Role of surface defects and anisotropy variation on magnetic properties of copper ferrite nanoparticles prepared by co-precipitation method

Abstract

Nanocrystalline Cu-ferrite samples were synthesized by co-precipitation method at two different pH. The samples were annealed at various temperatures ranging from 400 to 1000 °C in air for 3 h. Tetragonal Cu-ferrite was observed for the sample prepared at pH = 10.9, whereas the sample prepared at pH = 10.3 showed cubic Cu-ferrite, after annealing at 1000 °C. The average grain sizes were found to be 13 and 19 nm for the as prepared samples synthesized at pH = 10.3 and pH = 10.9 respectively, which was increased with the increase in annealing temperature. Spontaneous magnetization values increased with the decrease in surface defects, whereas coercivity and remanence ratio showed peaks with increase in annealing temperature. The highest magnetic moments of 1.6μB and 2.1μB per molecule were observed at 60K for the tetragonal and cubic Cu-ferrite samples respectively.

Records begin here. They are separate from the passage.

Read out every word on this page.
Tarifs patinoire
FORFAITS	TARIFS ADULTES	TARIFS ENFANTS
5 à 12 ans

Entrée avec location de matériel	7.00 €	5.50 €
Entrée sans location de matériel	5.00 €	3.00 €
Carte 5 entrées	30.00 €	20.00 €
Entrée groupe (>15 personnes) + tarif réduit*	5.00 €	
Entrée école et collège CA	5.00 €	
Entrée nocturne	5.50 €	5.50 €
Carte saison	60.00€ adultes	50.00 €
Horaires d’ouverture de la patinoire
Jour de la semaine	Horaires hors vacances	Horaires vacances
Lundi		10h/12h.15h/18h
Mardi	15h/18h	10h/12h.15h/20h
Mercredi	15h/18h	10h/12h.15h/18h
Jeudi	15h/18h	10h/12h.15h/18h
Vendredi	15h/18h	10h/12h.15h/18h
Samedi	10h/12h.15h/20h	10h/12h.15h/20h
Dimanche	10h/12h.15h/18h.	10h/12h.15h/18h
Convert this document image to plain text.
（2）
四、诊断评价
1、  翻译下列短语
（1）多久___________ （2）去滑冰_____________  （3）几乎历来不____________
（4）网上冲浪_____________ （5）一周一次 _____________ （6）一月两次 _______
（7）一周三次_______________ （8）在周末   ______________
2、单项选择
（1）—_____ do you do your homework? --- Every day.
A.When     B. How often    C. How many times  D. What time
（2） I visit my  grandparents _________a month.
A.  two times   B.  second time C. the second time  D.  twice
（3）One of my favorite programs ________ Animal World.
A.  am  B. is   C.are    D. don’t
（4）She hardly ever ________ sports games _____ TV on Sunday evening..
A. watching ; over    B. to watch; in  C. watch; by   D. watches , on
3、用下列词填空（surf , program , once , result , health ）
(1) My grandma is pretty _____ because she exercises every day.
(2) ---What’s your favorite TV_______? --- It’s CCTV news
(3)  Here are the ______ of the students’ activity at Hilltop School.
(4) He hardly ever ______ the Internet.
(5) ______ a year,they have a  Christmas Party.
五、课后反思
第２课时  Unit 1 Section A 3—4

The highest anisotropy constant (K) of 4.98 × 103 and 16.0 × 103 J/m3 was observed at 60K for the sample prepared at pH = 10.3 and pH = 10.9 respectively. The nonsaturation parameter varies similarly with coercivity and anisotropy constant in these nanoparticle samples. The structural transformation, decrease in surface defects, and anisotropy variation with increasing annealing temperature and grain growth explains the observed magnetic properties.